В. И. Д. оказался тем самым красивым блондином с длинными усами, которого я видел в китайском монастыре с дамой. Он прекрасно владеет английским языком и быстро, деловито выяснил все пароходные порядки. В девять часов утра чай и первый завтрак, в час – ленч – второй завтрак, в четыре – чай, в семь – обед. В промежутки также можно требовать еду и питье, записывая свои требования в ярлычную книжку лакея (вся прислуга, кроме старшего лакея-японца, – китайцы). К концу путешествия все эти ярлыки при общем итоге препровождаются каждому для оплаты. Содержание без вина: вино оплачивается отдельно. В одиннадцать часов вечера все огни в столовой, курительной, библиотеке гасятся. Курить можно только на палубе и в курительной. Белье в стирку принимается только в Иокогаме, где пароход стоит двое суток, – вопрос очень важный, если принять во внимание, что каждый день надо надевать к обеду смокинг.

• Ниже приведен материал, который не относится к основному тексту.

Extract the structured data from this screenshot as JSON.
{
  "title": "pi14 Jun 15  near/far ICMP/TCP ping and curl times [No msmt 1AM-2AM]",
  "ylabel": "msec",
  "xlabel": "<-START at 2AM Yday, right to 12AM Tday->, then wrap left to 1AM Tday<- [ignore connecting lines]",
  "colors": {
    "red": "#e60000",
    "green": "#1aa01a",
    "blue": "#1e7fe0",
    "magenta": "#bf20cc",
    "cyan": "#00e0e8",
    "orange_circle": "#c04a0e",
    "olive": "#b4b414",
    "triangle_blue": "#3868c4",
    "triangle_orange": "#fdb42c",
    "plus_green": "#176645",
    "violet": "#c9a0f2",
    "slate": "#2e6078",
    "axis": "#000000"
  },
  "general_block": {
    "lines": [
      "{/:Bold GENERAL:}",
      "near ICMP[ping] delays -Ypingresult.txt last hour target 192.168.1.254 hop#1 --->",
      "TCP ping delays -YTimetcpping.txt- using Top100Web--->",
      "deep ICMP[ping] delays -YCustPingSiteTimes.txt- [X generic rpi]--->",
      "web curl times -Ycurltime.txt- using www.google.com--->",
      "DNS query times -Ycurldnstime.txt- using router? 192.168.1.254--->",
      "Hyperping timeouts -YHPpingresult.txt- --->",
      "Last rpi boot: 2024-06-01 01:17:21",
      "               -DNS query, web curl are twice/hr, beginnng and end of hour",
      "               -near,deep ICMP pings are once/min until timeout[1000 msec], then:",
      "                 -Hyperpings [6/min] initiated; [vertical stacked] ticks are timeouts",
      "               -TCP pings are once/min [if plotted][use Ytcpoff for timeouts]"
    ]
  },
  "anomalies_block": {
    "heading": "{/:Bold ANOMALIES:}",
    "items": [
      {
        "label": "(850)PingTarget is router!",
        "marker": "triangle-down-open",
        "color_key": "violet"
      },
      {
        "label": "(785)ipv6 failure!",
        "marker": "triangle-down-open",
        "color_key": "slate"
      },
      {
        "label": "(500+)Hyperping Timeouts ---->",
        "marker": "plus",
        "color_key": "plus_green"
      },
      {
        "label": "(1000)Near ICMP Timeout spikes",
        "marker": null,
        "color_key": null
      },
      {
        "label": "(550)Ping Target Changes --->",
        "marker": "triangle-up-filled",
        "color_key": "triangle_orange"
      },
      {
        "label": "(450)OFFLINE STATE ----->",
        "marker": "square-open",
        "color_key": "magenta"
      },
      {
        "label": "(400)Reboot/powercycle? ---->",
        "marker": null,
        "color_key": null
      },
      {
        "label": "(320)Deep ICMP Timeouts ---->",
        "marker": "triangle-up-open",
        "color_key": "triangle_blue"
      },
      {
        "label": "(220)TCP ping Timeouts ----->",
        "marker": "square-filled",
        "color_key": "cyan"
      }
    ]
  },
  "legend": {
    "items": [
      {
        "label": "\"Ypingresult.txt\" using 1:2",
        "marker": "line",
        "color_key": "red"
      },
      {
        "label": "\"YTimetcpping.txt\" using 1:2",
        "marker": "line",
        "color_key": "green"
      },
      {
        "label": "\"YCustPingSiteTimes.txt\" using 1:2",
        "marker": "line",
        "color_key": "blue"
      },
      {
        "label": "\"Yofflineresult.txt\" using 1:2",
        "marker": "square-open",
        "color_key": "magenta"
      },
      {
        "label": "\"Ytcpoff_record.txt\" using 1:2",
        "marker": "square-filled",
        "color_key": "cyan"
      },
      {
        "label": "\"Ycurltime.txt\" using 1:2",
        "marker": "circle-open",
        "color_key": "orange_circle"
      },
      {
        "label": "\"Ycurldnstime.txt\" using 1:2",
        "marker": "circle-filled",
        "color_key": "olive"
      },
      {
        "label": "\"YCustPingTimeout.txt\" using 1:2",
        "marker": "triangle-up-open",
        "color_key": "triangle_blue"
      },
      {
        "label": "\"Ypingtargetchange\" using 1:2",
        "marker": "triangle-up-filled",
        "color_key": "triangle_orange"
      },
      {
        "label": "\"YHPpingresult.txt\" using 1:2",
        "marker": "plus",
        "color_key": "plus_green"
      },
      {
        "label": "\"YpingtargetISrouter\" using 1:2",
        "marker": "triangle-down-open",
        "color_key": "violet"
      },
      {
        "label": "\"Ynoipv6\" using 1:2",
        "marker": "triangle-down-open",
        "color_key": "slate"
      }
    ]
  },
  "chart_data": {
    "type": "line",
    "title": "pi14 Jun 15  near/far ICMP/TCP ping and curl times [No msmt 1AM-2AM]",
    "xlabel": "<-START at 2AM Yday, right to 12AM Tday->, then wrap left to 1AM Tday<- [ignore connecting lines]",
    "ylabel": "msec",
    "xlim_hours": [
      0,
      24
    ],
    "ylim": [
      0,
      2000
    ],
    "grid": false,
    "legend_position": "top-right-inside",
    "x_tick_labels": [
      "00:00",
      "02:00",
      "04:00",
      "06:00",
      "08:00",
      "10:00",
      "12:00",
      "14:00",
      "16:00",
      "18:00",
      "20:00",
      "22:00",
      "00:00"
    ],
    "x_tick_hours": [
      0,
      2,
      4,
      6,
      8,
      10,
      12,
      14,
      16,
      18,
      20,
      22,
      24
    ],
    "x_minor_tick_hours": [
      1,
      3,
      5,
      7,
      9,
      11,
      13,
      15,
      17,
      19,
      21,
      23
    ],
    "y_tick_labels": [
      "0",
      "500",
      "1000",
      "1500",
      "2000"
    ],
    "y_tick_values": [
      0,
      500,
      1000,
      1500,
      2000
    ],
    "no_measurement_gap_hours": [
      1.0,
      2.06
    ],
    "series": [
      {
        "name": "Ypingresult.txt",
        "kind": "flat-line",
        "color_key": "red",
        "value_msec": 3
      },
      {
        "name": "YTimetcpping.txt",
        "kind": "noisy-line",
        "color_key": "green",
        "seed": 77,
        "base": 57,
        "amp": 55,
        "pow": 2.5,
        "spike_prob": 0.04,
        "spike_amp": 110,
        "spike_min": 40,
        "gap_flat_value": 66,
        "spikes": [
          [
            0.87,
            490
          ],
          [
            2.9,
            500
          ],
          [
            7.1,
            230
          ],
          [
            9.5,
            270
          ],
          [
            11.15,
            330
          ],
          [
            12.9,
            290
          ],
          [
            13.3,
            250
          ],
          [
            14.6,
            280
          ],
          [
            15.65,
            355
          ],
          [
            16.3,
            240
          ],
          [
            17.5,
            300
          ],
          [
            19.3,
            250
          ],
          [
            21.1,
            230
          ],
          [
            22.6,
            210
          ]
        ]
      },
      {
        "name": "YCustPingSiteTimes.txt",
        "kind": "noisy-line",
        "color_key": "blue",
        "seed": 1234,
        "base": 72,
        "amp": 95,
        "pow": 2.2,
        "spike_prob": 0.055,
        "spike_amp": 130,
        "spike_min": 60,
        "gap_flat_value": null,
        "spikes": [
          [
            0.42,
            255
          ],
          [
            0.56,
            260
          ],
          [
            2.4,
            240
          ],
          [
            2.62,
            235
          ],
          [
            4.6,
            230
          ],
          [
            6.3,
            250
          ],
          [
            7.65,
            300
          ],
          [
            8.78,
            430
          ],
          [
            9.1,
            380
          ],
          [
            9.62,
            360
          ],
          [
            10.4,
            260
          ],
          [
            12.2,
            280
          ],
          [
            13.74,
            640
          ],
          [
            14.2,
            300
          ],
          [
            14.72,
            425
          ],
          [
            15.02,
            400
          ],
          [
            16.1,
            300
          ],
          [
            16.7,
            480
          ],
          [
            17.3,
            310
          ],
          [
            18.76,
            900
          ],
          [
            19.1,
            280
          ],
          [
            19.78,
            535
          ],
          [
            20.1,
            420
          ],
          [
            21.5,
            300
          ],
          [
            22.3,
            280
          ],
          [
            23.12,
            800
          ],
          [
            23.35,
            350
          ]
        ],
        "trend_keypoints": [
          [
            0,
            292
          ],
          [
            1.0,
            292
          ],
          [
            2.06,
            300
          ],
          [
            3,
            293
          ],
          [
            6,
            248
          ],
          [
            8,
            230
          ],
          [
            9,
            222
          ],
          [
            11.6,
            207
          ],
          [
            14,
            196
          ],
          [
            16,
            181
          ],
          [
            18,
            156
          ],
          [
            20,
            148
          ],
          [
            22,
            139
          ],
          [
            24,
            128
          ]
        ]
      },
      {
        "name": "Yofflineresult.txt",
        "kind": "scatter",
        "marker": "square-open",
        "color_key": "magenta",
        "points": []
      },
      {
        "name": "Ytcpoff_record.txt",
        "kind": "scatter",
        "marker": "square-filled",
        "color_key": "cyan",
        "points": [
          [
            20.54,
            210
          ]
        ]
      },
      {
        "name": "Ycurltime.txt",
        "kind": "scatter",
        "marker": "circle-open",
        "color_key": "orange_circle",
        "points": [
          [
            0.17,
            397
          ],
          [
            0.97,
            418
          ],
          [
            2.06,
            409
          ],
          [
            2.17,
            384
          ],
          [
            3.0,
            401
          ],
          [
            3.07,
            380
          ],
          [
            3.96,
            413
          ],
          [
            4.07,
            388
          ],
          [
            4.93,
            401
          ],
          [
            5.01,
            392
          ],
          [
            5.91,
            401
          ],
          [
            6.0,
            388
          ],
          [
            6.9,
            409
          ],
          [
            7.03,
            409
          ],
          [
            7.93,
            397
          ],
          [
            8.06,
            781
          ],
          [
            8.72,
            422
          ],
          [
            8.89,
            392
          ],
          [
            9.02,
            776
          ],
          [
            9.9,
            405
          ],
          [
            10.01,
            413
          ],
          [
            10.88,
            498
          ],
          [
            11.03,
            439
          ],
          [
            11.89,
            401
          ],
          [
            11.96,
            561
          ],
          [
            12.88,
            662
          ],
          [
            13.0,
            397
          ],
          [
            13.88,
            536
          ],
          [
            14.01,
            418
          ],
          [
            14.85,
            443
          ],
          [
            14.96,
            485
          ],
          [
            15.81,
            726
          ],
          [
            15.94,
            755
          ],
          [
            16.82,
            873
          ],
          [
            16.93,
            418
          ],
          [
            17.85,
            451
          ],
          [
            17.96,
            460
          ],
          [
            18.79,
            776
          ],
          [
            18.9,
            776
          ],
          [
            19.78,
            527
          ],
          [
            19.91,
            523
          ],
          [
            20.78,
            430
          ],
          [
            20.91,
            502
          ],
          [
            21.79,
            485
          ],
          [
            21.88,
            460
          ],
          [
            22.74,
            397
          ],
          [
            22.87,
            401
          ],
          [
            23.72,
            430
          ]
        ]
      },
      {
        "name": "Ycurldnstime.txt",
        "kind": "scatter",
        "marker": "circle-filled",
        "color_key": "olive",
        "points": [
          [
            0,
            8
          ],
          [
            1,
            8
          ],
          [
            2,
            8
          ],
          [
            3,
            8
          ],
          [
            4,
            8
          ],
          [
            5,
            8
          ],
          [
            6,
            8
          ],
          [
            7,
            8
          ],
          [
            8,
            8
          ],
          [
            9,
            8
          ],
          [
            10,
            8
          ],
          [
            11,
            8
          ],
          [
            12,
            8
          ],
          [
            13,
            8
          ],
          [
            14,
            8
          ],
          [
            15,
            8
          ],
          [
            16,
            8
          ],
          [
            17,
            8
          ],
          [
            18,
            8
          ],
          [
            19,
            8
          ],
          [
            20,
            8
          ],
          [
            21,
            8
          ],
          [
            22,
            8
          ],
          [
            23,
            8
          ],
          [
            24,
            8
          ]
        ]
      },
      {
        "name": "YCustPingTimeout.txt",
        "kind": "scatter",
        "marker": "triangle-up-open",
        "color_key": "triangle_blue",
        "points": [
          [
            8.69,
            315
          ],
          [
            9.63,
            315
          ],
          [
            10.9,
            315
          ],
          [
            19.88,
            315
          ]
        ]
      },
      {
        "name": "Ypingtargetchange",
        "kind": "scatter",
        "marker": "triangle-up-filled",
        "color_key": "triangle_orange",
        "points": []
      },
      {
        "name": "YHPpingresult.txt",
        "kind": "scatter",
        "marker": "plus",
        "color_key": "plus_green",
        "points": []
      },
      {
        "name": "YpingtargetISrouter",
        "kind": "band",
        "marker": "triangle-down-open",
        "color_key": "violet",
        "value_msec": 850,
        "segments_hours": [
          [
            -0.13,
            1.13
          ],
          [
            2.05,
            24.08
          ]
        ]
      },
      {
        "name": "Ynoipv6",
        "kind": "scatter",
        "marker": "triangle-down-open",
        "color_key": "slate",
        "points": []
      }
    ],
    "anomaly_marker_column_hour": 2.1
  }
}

– Это значит, что, например, чтоб быть совершенно корректным, – воскликнул я в ужасе, – надо иметь запас белья в двадцать четыре рубахи, и это в путешествии, где стараешься брать как можно меньше багажа.
– Да что-нибудь в этом роде придется вам сделать, – сказал В. И. мне в утешение, – англичане… они по три раза в день костюмы меняют.
– Да наплевать на них, – сказал Иван Тихонович, – я всегда в сюртуке, и смокинга у меня и в заводе нет.
– А курить действительно нельзя в каютах? – спросил я его.
– Насчет этого строго.
– Ну, курю я, что они со мной сделают?
– Оштрафуют – до ста долларов штраф. Мера предосторожности против пожара… Горят и от папироски, а одна возможность этого в открытом море, где месяцами и парохода встречного не увидишь…
– Ну, бог с ними, не будем курить в каютах.
Так как с В. И. нам еще неделю ехать, а с И. Т. два дня, то я и пристал к нему вплотную, как к аборигену здешних мест.
До обеда он уже сообщил мне все о своих делах.
В Нагасаках он два с половиной года торгует, и до сих пор дела его шли хорошо. Он продает русский табак, русские вина, водки, ликеры, русские сахар и конфеты.
Сахар местный 14 копеек за фунт, русский, пиленый, И. Т. продает 18 копеек за фунт, головой – по 15 копеек, а оптом даже по 4 рубля 50 копеек пуд. Качество русского сахара гораздо выше местного. Местный желтоватый, скорее в комьях песок, легко рассыпающийся, с каким-то запахом.
Лучше всего идет торговля русскими конфетами. И на них, и на водку, и на одесские консервы, и на сахар спрос энергично растет. Клиенты: англичане, японцы, китайцы.